Il s’agit là autant d’une question morale que d’une mesure de réduction des primes de l’assurance-maladie, selon Peter Föhn, député démocrate du centre (UDC / droite conservatrice) et coprésident du comité d’initiative. «Personnellement, je ne suis pas prêt à cofinancer un avortement, pas plus que je n’attends de ceux qui y sont opposés qu’ils le fassent.» L’initiative fait une exception pour les cas où la vie de la mère est en danger et pour des grossesses consécutives à un viol.

Éthique

Dans l’idéal, Peter Föhn souhaiterait voir le taux d’avortement en Suisse réduit à zéro. «Chaque meurtre d’une personne à naître est un meurtre de trop, comme celui de n’importe quelle personne», déclare-t-il. À défaut, il estime nécessaire d’agir, même à petite échelle: «L’Etat ou la communauté ne doivent en aucun cas faciliter l’avortement, l’encourager ou, comme c’est le cas en Suisse, le faire payer par l’assurance de base.»
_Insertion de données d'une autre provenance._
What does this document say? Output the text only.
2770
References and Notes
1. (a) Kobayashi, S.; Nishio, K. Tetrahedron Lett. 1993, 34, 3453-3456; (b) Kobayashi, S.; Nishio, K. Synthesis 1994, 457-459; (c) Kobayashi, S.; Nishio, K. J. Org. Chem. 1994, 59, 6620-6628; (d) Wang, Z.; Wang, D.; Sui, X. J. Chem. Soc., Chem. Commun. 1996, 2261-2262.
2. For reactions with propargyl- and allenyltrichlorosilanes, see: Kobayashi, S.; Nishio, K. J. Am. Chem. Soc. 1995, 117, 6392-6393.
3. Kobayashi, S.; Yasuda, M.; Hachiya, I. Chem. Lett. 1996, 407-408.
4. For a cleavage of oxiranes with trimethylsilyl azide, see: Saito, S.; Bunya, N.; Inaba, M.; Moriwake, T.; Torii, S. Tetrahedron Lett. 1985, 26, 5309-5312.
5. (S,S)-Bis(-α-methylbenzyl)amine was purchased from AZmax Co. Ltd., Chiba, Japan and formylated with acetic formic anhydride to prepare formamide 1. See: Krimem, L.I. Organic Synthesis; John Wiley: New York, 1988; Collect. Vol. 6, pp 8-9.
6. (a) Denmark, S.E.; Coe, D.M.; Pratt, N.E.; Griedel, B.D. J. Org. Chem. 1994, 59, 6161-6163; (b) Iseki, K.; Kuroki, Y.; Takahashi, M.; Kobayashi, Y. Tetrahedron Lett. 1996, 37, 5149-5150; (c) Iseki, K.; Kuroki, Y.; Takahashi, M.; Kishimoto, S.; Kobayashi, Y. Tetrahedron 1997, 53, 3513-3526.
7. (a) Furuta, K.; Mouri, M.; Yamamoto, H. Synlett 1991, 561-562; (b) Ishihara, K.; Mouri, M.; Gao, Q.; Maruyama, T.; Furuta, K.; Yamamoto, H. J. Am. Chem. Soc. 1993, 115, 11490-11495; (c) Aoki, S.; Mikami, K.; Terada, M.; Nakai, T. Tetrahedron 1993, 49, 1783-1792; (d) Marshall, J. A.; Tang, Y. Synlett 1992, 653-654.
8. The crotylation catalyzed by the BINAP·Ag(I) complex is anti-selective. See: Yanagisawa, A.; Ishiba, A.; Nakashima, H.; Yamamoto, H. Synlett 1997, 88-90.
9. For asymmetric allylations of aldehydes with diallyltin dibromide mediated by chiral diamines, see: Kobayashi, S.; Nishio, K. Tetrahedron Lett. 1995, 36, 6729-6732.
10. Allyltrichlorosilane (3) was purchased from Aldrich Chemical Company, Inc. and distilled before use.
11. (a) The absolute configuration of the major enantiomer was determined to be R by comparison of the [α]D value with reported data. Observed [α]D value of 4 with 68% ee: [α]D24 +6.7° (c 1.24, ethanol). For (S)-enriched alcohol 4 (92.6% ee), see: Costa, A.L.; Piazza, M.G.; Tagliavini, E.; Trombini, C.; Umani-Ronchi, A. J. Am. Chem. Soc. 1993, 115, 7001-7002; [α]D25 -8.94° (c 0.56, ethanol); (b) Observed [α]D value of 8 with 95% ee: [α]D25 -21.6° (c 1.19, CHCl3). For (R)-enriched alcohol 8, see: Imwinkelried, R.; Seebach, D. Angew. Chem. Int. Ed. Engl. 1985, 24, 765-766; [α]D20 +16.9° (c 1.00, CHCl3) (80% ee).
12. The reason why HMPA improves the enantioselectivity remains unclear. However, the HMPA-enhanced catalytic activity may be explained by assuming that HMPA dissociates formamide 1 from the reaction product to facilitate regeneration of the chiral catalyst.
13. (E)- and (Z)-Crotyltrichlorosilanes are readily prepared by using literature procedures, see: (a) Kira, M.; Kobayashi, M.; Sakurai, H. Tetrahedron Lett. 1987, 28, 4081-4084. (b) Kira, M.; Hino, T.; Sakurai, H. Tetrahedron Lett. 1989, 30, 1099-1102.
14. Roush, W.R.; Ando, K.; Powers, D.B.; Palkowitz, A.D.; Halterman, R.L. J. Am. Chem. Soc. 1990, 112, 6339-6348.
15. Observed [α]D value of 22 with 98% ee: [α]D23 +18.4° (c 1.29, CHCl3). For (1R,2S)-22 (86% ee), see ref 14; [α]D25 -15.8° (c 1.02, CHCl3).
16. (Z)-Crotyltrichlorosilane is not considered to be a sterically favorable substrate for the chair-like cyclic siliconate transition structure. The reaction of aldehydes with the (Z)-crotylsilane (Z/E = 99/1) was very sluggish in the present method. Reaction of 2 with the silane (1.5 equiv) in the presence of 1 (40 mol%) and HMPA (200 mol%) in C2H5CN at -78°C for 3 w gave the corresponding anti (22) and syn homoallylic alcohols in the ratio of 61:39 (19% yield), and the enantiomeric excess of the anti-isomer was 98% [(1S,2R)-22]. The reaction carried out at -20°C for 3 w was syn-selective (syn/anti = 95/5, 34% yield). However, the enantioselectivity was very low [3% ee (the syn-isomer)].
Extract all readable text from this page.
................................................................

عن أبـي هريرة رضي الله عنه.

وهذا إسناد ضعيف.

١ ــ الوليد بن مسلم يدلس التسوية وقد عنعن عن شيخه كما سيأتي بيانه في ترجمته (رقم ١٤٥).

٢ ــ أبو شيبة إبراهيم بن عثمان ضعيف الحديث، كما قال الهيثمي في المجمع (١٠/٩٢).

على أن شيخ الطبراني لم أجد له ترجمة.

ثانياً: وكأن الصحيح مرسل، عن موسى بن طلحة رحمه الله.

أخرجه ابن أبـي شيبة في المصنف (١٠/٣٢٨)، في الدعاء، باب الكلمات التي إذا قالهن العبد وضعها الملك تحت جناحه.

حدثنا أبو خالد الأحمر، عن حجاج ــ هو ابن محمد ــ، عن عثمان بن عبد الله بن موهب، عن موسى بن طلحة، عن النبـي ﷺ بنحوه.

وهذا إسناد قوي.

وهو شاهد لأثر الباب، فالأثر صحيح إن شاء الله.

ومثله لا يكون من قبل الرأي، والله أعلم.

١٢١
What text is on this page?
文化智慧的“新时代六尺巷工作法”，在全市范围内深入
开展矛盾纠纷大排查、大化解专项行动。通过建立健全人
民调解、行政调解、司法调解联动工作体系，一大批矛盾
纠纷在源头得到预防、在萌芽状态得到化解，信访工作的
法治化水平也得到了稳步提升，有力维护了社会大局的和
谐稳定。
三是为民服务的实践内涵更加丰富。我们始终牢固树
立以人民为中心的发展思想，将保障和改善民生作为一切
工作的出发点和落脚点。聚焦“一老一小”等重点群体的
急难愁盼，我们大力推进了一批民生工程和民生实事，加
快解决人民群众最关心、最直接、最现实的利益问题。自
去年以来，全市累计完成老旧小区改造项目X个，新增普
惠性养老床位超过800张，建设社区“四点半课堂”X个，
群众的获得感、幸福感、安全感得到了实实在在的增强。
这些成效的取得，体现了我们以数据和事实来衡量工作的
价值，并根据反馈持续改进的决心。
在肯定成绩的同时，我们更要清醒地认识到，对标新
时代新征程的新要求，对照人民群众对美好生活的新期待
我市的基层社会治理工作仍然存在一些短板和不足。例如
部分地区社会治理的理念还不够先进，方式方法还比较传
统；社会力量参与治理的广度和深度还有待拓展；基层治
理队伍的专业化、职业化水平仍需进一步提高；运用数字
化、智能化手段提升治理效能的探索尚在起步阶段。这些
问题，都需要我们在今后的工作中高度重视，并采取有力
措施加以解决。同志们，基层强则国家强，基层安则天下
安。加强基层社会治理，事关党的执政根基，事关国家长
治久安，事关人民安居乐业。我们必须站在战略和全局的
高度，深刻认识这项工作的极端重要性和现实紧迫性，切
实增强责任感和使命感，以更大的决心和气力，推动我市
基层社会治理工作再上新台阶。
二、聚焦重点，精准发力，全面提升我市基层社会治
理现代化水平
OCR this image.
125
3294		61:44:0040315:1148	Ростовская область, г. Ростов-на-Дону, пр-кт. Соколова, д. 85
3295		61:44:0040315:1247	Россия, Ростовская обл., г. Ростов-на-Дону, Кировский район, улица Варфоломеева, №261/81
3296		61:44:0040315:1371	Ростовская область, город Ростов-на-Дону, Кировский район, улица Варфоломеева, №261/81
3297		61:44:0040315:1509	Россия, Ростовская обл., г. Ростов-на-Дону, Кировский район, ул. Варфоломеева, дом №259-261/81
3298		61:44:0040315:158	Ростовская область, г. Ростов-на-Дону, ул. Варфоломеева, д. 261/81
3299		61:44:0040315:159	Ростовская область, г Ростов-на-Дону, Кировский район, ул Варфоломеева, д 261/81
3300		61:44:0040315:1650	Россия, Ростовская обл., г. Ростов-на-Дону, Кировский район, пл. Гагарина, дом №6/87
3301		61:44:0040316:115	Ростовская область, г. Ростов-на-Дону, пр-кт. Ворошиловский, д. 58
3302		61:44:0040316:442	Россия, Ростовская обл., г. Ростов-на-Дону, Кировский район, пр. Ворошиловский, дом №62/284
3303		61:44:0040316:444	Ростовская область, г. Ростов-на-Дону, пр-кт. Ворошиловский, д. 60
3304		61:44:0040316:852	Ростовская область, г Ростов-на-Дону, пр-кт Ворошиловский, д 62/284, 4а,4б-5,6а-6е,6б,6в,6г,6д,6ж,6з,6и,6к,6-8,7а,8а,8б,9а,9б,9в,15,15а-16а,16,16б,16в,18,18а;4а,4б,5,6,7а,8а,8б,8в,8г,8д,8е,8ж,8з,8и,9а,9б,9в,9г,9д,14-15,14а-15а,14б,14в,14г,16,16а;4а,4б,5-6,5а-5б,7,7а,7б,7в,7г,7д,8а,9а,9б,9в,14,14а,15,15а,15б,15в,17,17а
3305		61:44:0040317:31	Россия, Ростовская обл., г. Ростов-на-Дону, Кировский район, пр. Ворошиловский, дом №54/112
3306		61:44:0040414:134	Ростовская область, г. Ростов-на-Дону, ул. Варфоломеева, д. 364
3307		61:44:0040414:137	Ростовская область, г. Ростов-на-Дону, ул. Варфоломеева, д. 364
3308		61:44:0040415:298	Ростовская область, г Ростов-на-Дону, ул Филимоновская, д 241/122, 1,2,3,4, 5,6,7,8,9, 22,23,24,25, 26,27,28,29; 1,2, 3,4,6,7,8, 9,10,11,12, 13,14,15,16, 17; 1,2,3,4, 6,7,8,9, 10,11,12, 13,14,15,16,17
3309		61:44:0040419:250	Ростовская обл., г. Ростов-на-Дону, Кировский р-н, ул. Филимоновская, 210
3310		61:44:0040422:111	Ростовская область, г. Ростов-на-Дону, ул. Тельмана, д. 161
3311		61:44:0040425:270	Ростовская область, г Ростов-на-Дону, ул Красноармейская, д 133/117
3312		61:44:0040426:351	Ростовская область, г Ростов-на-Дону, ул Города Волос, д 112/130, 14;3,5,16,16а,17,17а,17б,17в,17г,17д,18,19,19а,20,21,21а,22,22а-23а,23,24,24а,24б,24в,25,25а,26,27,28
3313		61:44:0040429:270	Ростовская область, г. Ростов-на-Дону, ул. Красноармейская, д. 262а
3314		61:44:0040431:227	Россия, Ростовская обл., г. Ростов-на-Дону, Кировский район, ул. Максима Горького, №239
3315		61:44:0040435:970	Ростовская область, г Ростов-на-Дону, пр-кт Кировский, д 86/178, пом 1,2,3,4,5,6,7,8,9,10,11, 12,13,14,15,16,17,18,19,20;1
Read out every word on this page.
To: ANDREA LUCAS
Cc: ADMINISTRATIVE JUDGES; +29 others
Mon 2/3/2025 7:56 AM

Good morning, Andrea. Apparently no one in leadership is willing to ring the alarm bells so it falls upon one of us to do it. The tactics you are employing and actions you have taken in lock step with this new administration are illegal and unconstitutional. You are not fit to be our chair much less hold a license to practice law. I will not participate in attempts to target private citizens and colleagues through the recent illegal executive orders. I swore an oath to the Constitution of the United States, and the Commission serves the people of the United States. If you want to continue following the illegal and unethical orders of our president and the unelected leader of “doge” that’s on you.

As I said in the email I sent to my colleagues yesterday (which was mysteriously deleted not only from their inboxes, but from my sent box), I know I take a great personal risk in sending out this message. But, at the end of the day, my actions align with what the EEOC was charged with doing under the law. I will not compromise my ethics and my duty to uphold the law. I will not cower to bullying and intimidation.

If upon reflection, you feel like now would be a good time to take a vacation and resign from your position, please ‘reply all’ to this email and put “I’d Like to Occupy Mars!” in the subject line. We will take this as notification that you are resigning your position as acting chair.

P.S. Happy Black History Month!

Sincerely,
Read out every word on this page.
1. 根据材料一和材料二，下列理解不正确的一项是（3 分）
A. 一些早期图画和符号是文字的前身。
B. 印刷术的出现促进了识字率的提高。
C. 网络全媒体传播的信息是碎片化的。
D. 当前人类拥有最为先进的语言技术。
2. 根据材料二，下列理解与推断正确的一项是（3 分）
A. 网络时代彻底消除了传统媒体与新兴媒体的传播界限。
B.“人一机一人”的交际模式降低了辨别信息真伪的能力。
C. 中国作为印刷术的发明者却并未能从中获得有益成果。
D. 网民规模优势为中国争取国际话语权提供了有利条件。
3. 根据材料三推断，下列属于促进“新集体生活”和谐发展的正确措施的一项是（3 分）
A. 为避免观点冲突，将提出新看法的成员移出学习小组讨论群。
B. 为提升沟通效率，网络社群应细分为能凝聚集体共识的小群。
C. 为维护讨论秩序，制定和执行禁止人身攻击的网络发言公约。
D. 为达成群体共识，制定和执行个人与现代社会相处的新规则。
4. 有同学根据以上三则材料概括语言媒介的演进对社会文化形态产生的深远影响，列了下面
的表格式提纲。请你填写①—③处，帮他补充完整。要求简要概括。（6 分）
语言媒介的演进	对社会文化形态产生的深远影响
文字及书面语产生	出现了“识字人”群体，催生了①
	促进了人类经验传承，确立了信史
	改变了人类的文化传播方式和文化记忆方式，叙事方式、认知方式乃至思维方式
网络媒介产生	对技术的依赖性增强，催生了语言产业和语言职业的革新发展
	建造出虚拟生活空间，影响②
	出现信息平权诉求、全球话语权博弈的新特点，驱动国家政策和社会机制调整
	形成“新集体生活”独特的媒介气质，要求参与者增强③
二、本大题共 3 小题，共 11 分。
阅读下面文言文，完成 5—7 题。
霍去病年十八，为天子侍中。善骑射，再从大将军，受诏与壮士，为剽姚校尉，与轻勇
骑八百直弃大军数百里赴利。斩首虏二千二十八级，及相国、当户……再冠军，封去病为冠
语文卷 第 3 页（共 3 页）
Anne-Marie Rey, militante pro-avortement de la première heure, considère l’initiative comme un stratagème utilisé par les milieux anti-avortement pour obtenir un retour en arrière. «Ce n’est qu’un prétexte pour rouvrir toute la discussion sur la question. Les seules femmes qui seraient touchées par ce texte seraient les pauvres. Ce qui est absolument contraire à la morale et discriminatoire», juge-t-elle.

Quant aux professionnels de la santé, comme Johannes Bitzer, ils continueront leurs efforts pour améliorer la prévalence et l’efficacité de la contraception, tout en dispensant des soins aux femmes confrontées à une grossesses de crise. «Nous connaîtrons toujours des situations de grossesse indésirable et nous pensons que la discussion éthique se poursuivra, car elle ne sera jamais résolue.»

La Suisse enregistre 80’808 naissances par an.

Plus de 100’000 pilules du lendemain sont vendues chaque année.

11’079 avortements (10’694 de résidentes suisses).

En outre, on estime que 12% des grossesses volontaires se transforment en fausses couches.

En 2011, les avortements effectués sur des femmes résidant en Suisse ont représenté un taux de 6,8 pour 1000 femmes de 15 à 44 ans, ou de 132 avortements pour 1000 naissances. Ces chiffres sont presque identiques à ceux de 2010.

Les 75% d’avortements sont effectués durant les huit premières semaines de grossesse.

Après 12 semaines, les avortements sont autorisés sans deuxième avis pour raisons de santé, dont le risque de grave handicap mental. Dans les faits, seulement 4% des avortements en Suisse sont effectués après douze semaines.

Environ 4% des avortements effectués en Suisse concernent des femmes d’un autre pays.

Quelque 64% des femmes qui ont subi un avortements en 2011 ont utilisé une pilule, contre 49% en 2004.

Les filles de moins de 16 ans qui souhaitent avorter bénéficient de conseils spécialisés et sont autorisées à le faire sans l’accord de leurs parents.